Bencana banjir bandang dan longsor yang melanda Aceh, Sumatera Utara, dan Sumatera Barat sejak akhir November 2025 telah menewaskan 753 orang dan memengaruhi 3,3 juta jiwa. Pemerintah mengerahkan bantuan logistik melalui udara dan laut, sementara organisasi seperti MER-C dan Waskita Karya turut membantu relawan dan paket sembako. Beberapa tokoh mendesak penetapan status bencana nasional untuk penanganan lebih efektif.
Bencana hidrometeorologi melanda wilayah Sumatra sejak akhir November 2025, menyebabkan kerusakan infrastruktur parah seperti putusnya jalan dan jembatan di Aceh, Sumatera Utara (Sumut), dan Sumatera Barat (Sumbar). Menurut data terbaru Badan Nasional Penanggulangan Bencana (BNPB) per 3 Desember 2025, korban tewas mencapai 753 jiwa, 650 orang hilang, dan 2.600 terluka, dengan 3,3 juta jiwa terdampak di 50 kabupaten/kota. Sebanyak 3.600 rumah rusak berat, 2.100 rusak sedang, dan 3.700 rusak ringan, ditambah 323 fasilitas umum dan 299 jembatan hancur.
Pemerintah pusat merespons cepat melalui koordinasi kementerian. Menteri Koordinator Bidang Pembangunan Manusia dan Kebudayaan (Menko PMK) Pratikno menyatakan, "Pemerintah telah bekerja keras sejak hari pertama bencana," meski tantangan geografi dan cuaca menghambat distribusi. Menteri Sosial Saifullah Yusuf memastikan penyediaan hunian sementara (huntara) dan tetap, dengan bantuan Rp25 miliar termasuk 30 dapur umum yang memproduksi 80.000 bungkus makanan harian. Taruna Siaga Bencana (Tagana) dari Kemensos mengerahkan 570 personel.

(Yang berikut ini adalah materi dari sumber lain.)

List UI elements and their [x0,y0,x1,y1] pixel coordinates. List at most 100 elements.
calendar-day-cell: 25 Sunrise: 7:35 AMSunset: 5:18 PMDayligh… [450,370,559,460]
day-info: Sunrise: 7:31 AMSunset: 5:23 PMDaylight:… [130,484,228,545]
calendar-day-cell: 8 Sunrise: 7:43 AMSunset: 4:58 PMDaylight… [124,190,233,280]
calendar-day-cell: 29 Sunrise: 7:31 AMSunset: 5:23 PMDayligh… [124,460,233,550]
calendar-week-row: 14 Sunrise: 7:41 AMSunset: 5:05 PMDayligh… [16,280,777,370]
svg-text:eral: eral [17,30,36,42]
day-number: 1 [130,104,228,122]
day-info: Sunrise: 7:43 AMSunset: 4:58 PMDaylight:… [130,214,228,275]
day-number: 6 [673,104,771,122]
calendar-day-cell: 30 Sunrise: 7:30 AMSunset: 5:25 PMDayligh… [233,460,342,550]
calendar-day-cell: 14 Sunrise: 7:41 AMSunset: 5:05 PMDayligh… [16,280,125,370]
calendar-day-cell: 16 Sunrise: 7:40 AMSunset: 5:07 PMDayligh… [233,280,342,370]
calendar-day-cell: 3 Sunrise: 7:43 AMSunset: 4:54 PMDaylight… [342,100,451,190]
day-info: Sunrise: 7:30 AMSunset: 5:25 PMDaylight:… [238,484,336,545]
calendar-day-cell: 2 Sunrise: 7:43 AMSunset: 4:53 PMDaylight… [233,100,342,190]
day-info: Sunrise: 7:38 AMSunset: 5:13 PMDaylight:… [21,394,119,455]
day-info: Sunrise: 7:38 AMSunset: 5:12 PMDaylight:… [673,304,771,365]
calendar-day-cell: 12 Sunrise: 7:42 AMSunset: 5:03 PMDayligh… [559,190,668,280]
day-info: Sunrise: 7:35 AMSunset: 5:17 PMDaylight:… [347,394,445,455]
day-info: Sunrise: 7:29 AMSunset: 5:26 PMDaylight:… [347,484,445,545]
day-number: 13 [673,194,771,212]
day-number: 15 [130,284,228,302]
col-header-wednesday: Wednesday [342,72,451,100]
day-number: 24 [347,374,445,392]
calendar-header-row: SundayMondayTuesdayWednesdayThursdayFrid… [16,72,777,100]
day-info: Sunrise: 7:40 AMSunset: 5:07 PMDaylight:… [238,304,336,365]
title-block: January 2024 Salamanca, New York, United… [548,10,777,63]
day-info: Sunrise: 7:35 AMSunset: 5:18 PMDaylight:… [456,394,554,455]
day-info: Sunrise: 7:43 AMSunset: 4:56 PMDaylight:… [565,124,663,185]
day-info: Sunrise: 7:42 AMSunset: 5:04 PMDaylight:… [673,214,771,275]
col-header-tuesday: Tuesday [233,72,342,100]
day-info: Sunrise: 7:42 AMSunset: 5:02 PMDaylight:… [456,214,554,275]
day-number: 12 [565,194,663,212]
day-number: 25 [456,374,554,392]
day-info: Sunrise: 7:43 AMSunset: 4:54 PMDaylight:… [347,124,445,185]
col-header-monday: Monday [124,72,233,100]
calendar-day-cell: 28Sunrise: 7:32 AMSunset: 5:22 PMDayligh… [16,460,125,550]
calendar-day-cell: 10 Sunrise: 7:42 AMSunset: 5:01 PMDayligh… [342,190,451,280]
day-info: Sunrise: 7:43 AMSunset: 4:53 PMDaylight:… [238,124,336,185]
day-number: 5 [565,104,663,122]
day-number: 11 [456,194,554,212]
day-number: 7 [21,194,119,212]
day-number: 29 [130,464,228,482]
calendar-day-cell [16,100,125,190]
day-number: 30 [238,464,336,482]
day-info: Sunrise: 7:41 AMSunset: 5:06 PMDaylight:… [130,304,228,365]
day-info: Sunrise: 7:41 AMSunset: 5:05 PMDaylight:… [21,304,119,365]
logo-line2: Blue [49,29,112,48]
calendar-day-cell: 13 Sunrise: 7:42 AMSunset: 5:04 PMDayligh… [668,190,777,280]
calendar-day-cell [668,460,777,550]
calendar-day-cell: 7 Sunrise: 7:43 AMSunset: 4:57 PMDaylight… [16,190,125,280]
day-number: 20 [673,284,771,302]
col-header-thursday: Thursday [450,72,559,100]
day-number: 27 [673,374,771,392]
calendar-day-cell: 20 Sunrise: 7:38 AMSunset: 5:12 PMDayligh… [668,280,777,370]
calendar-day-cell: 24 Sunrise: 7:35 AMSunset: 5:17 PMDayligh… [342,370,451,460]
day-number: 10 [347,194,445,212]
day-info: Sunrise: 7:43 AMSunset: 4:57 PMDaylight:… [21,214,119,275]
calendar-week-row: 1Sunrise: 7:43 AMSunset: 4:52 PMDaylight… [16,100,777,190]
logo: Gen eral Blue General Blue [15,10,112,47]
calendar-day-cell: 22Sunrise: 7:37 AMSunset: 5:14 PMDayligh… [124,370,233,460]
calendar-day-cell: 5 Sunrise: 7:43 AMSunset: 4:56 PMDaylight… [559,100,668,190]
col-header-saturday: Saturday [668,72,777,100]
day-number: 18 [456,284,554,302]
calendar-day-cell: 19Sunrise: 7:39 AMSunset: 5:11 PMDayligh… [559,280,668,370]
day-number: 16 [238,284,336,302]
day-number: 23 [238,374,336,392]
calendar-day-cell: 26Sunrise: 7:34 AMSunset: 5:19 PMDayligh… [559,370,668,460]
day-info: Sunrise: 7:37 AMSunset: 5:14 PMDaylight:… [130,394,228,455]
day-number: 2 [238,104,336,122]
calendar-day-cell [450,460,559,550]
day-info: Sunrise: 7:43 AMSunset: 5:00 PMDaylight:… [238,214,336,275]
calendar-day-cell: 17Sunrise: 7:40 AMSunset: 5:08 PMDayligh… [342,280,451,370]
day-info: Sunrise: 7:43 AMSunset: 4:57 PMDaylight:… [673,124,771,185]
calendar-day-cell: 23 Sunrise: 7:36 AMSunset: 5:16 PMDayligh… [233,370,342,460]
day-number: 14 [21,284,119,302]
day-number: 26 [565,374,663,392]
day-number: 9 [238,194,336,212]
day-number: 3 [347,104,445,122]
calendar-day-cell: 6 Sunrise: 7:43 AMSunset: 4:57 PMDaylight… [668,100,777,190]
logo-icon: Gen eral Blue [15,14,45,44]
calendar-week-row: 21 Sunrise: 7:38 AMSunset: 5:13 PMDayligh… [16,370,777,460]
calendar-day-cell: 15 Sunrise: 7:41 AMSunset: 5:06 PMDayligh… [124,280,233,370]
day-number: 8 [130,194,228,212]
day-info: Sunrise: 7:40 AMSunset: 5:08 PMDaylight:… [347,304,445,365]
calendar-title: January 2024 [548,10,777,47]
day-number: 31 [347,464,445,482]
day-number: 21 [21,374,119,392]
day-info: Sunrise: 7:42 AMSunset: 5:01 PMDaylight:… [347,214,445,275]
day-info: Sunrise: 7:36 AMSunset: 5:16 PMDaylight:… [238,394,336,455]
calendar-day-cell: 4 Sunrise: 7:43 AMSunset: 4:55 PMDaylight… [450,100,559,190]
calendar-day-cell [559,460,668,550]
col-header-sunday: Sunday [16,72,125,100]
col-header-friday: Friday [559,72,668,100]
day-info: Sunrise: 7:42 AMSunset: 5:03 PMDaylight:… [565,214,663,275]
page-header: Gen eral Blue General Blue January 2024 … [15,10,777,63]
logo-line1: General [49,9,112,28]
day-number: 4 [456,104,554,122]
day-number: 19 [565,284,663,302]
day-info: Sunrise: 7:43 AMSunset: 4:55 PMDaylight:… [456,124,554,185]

Untuk energi, Menteri ESDM Bahlil Lahadalia melonggarkan aturan barcode BBM di ketiga provinsi, memungkinkan pembelian bebas di SPBU. "Tadi pagi kami sudah mengeluarkan relaksasi aturan untuk masyarakat membeli BBM di SPBU tidak perlu memakai barcode," katanya di Pinangsori, Tapanuli Tengah. Distribusi BBM dan LPG dialihkan via laut dan udara menggunakan rakit serta pesawat, karena akses darat terputus. PLN melaporkan pemulihan listrik di Sibolga: dari 103 penyulang padam, 85 sudah berfungsi, dengan 2.365 dari 4.537 gardu distribusi normal dan 216,64 MW beban pulih, meski tekanan jaringan masih rendah.
Bantuan swasta dan LSM turut mengalir. Medical Emergency Rescue Committee (MER-C) mengerahkan relawan nasional untuk pelayanan medis dan hygiene kits. Ketua Presidium MER-C Hadiki Habib menekankan, "Sampai hari ini, kondisi di tiga provinsi tersebut masih belum pulih, masih banyak daerah yang terisolir." PT Waskita Karya menyalurkan ratusan paket sembako, kasur, dan obat-obatan ke posko BPBD serta BNPB, plus ekskavator untuk buka akses jalan seperti di Sipirok-Tarutung. TNI AD mengirim 88 ton logistik via kapal ADRI XCII-BM dari Tanjung Priok.
Internasional, PBB menyampaikan duka cita melalui Sekjen Antonio Guterres dan menawarkan bantuan. Di dalam negeri, Habib Rizieq Shihab dan Ketua Umum MUI KH Anwar Iskandar mendesak status bencana nasional. Habib Rizieq menyebut, "Sudah semestinya pemerintah segera menyatakan itu sebagai bencana nasional," untuk fokus penanganan dan buka bantuan global. Meski demikian, Presiden Prabowo Subianto memerintahkan sinergi TNI-Polri dan BNPB, dengan 500+ personel dikerahkan di Tapanuli.